Uno de los hábitos que prefiero en mi constante relación con la música, como activo melómano, divulgador y musicógrafo que soy desde hace treinta años, es el de combinar la audición de grandes obras del repertorio internacional con la de otras partituras mucho menos conocidas, e incluso ignotas para la mayoría del universo filarmónico. Siglos y siglos de creación, de talentos desplegados sincrónica y diacrónicamente, de continuo diálogo entre historia y sociedad, cultura y genio, causalidades y casualidades, dan para muchísimo; para tanto que no cabe la presunción de abarcar lo inabarcable. Así que nada mejor en esto que adoptar una actitud curiosa, abierta a la experimentación, alejada cuanto sea posible de los extremos cegadores: ni la rutina, la pereza, o peor aún, la cumplida vanidad del oyente que se niega a romper su círculo de obras maestras aparentemente totalizador, ni tampoco la ensoñación del excéntrico que cree encontrar en sus descubrimientos sonoros el canon de una Historia de la Música alternativa.
Al fin y al cabo, la cuestión bien podría articularse en un par de simples ejercicios encaminados a fomentar una visión más global de este arte tan rico.

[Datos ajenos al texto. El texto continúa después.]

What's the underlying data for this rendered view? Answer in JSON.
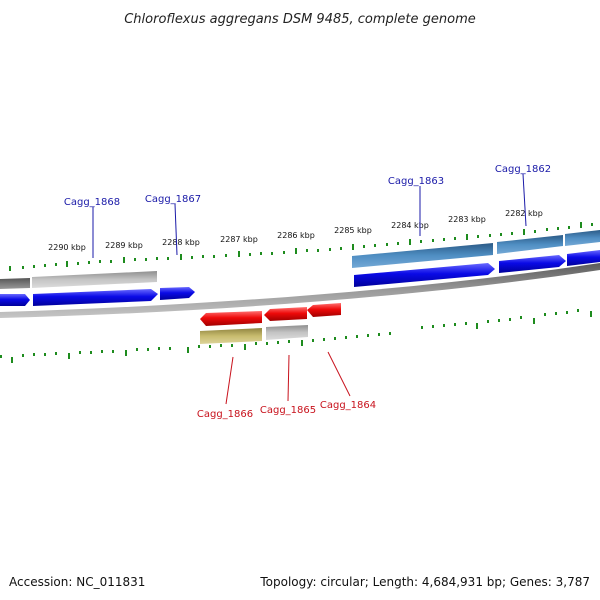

Primeramente, ¿qué sería de la música sin su contexto? ¿Entenderíamos cabalmente el estilo heroico de ciertas partituras significativas de Ludwig van Beethoven sin la influencia que sobre el compositor ejercieron no sólo las últimas misas de Franz Josef Haydn sino también la música francesa del período revolucionario, hoy apenas divulgada? ¿Llegaríamos a comprender los extremos de la hegemonía musical de Giuseppe Verdi sin haber escuchado los pobres ejemplos sinfónicos, hoy apenas difundidos, que, en la Italia de la época, aportaron autores como Giovanni Sgambati o Giuseppe Martucci? Pero no sólo esto: ¿qué sería igualmente de la música sin la posibilidad de ponderarla a través de la historia, constatando la evolución de los géneros y formas con juegos de audiciones comparadas; ¿por ejemplo, con parejas sucesivas de tradición y novedad? Se admiten propuestas: la popularísima Sinfonía del Nuevo Mundo, de Antonín Dvorák, y esa joya aún por descubrir para el gran público que es la Sinfonía dramática, de Ottorino Respighi; o las óperas Carmen, de Georges Bizet –archiconocida con razón- y Vanessa, de Samuel Barber –tan infrecuente sin razón alguna-; o el Concierto para piano y orquesta de Robert Schumann junto a los dos del, como Barber, también norteamericano Edward MacDowell; o el Quinteto para clarinete y cuerdas de Wolfgang Amadeus Mozart junto al de Max Reger; o el Viaje de invierno de Franz Schubert y las insospechadas canciones del filósofo Friedrich Nietzsche…
El muy amplio acervo de grabaciones que caracteriza nuestra época hace posible ascender repetidas veces las más célebres cimas, al tiempo que visitar los raros paisajes de una geografía ilimitada. Todo un privilegio para la formación constante del melómano.